By Mark Collins Camera Theater Critic
Friday, September 14, 2007
Is hair disappearing from your head, but growing in your ears? Have trouble remembering exactly why you got up and walked from the living room to the kitchen? Has your quest to find a mate gone into overdrive because you're afraid your uterus is going to turn into a pumpkin by your next birthday?
The folks at Boulder's Dinner Theatre are serving up a cure for what ails us mid-lifers: giggles as appetizers, laughter garnished with guffaws as the main course, and belly laughs for dessert.
It's a temporary fix, for sure, but the platefuls of laughter in BDT's "Mid-Life! The Crisis Musical" are sure to cool your hot flashes and make you feel 20 pounds lighter. This is a truly funny show.
BDT Artistic Director Michael Duran enlisted old pal Jim Walton to direct the regional premiere of "Mid-Life!" in Boulder. Walton knows the musical inside and out because he wrote it with his brother, Bob.
The show consists of 21 vignettes done in a talk-sing style, and features a cast of six who portray new characters in each scene.
It's also a departure for BDT. "Mid-Life!" is not your typical book musical (think "Sound of Music" or "The Music Man"), where characters' actions or antics are pretty much prescribed to the actors by what's called for in the script or what's been done before.

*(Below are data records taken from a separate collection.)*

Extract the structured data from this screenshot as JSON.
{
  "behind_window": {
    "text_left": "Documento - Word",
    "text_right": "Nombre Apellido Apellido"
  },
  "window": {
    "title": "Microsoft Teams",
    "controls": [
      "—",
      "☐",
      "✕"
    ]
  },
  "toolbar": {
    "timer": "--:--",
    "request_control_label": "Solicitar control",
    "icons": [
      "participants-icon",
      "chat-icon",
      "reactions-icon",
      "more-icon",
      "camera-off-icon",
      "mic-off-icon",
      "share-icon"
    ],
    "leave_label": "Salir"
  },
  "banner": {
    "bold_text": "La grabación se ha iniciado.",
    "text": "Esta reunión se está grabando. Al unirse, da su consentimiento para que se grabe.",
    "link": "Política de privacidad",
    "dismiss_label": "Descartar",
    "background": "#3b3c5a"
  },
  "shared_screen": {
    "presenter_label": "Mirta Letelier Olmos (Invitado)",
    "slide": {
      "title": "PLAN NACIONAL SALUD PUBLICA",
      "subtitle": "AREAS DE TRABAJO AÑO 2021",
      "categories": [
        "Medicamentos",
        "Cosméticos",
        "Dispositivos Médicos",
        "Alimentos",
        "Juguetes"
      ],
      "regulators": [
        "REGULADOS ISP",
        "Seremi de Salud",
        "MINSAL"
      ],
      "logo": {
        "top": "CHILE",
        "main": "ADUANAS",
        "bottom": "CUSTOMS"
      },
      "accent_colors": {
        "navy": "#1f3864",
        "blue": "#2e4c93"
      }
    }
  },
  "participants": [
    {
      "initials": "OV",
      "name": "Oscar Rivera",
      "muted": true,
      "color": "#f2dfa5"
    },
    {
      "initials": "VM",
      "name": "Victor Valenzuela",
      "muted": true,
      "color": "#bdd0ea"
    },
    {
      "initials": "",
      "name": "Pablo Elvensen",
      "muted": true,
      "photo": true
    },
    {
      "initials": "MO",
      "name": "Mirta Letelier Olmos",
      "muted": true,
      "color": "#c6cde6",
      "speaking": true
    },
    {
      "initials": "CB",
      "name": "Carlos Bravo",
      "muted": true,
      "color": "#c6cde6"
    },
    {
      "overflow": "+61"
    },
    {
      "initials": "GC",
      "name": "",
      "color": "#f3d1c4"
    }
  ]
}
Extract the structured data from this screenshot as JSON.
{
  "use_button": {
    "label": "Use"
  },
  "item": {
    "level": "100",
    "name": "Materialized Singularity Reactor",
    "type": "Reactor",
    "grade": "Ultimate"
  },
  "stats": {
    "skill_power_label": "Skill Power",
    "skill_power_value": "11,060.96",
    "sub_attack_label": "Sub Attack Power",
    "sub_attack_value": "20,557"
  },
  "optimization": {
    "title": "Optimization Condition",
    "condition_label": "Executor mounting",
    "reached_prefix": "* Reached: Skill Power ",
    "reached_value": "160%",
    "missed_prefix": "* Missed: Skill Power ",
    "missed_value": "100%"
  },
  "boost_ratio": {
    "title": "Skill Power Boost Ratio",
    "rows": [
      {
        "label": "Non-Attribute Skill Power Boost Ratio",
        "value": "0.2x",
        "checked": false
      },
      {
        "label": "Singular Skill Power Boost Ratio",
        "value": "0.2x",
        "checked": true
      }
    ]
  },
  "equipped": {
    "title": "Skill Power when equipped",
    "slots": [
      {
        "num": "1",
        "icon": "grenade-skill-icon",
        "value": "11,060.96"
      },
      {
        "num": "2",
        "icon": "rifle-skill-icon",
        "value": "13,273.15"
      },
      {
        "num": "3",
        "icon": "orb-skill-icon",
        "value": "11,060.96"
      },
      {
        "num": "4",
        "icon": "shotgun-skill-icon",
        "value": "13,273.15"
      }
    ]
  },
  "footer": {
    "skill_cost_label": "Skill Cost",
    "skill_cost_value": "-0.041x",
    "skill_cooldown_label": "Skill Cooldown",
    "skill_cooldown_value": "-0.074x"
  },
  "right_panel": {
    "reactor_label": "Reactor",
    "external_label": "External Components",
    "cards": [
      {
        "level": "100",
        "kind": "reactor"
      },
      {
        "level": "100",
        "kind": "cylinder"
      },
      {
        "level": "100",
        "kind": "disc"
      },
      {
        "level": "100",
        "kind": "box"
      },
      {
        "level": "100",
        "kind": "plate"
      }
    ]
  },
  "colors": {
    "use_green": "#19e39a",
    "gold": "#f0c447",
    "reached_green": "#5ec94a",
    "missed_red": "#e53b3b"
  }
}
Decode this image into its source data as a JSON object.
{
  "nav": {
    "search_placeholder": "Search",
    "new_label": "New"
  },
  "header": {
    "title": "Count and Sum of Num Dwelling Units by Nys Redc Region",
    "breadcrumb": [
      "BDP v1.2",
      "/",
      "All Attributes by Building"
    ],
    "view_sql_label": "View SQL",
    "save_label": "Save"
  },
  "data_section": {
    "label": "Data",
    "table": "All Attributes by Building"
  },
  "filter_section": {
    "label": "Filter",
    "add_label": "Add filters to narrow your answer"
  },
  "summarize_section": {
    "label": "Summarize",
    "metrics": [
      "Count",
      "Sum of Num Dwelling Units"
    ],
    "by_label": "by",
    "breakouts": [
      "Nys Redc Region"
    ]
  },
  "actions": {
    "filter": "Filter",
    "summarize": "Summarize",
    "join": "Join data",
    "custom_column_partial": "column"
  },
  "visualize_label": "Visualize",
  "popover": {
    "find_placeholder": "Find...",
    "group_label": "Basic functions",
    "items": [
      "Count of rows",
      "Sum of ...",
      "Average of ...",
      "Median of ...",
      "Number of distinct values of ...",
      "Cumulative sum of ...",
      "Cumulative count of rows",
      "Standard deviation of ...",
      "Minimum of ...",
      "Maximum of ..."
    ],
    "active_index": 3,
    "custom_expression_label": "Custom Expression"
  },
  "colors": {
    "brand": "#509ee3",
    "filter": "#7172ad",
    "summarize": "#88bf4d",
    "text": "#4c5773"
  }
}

Instead, Walton allowed the actors room to play through much of the rehearsal process and come up with many of the comic bits in a collaborative way.
So what you get is some of your favorite BDT actors Scott Beyette, Bren. Eyestone Burron, Alicia Dunfee, A.K. Klimpke, Brian Norber and Barb Reeves letting down their (graying) hair and having some (often naughty) fun. The actors' enthusiasm for what they're doing shines through the performances.
Midlife's foibles have been fodder for musical comedy before ("Menopause, The Musical" anyone?), but "Mid-Life!" feels fresh because it's filled with surprises.
Here, empty-nest syndrome isn't your typical maudlin look at a couple having more time on their hands than they want. Instead, Reeves and Klimpke lament the fact their adult son, Norber, won't leave.
Lasik surgery gives Reeves' eyes new vitality, but also brings some unwanted visions into focus like her husband's bulging mid-section. When Beyette turns 40, he realizes with horror he's turning into his dad. He's stricken with "Father's Tourette," a disorder that leaves him involuntarily shouting a weary dad's clichés.
A 30-year high school reunion finds Burron, Dunfee, Reeves as three divorced women kvetching about their loser ex-husbands, in hilarious fashion.
Other laugh-out-loud scenes include one in which, biological clock ticking like a time bomb, Dunfee sets her sights on a hapless Klimpke when the two near the end of their second date. Or, when Burron is bewildered because a routine trip to the doctor turns into a "Singing Mammogram."
Later, the stakes, and laughs, are even higher when Beyette and Klimpke take a trip to the doctor for an annual prostate exam.
Just when the laugh meter peaks, the show turns poignant, as Dunfee, Norber and Reeves meet at a park to keep an eye on their loved ones who are off playing. But the trio of mid-lifers are not watching their children, they're looking after their aged parents.
They say laughter leads to laugh lines. But people can't see your wrinkles when you're laughing out loud, can they? "Mid-Life!" is guaranteed to hide your wrinkles, if only for a couple of hours.